[recipe] How to cure a dead lamb
Life teaches that death is the point where we stop to feed on other life and other life starts to feed on us. Just because this is the course of life does not mean we should skip thankfulness for all life that we feed on. I guess if we would be more thankful and thoughtful for our life and all life that dies to feed us, we would quite possibly live more harmonious. That is my basic understanding when I cook.
Humans are distinguished from other life by cooking.
When I decided to prepare lamb in Scotland I first had to find good ingredients. I asked Dave to find the best butcher in the area and when I had his name and address I asked Anthony and Simone (Surace) and Thomas to accompany me. A wonderful day out. I guess someone took some pictures.
Butchers were priests to many gods in our history. To reign the line between life and death should be an act of decency and dignity. With the best butchers this tradition is still alive, if only as a faint background tune. And one can taste the difference.
Cooking can be done in a technical sense or it can be done with purpose.

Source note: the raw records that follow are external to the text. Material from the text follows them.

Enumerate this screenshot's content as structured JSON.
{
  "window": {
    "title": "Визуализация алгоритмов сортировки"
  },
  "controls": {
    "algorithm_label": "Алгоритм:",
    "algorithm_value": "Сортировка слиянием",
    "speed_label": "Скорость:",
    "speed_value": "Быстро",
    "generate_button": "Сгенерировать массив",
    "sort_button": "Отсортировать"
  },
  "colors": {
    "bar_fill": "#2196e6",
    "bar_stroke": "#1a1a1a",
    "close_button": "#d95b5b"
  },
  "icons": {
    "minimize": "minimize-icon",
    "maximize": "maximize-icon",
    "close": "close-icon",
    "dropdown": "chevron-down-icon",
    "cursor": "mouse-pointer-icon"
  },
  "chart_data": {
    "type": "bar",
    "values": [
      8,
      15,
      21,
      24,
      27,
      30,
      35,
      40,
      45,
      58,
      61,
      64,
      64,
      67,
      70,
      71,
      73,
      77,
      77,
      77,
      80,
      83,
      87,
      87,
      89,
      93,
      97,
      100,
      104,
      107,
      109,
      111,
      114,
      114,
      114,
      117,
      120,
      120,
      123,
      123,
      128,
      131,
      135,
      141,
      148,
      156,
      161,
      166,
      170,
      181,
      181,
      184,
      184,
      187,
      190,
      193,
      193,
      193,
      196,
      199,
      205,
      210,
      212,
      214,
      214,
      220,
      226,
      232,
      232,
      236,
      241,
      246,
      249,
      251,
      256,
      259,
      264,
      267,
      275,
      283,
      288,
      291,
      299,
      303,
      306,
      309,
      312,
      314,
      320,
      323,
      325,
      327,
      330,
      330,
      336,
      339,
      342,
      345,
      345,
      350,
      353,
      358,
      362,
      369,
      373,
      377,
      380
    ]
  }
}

So I caressed both legs of our lamb with fine Italian vinegar to open the pores for salt and spices and I said “thank you, your sacrifice made sense, you are at center stage of our little feast”. Then I grinded the wonderful sea salt harvested from the shores of the Outer Hebrides with some extremely tasty fresh rosemary and garlic (Simone found them) and caressed it again. After the marinade soaked into the meat I added some fine Olive Oil and cooked it slowly for 8 hours in the stove.
The trick is to watch the cooking. The meat shall not get dry or too hot, that is why I used a thermometer to see the innermost temperature not raised beyond 82°C. So you want to use a cover of some kind, some thoughtfully applied aluminium foil will do.
Now you can do it as I did. Hope someone will add some pictures.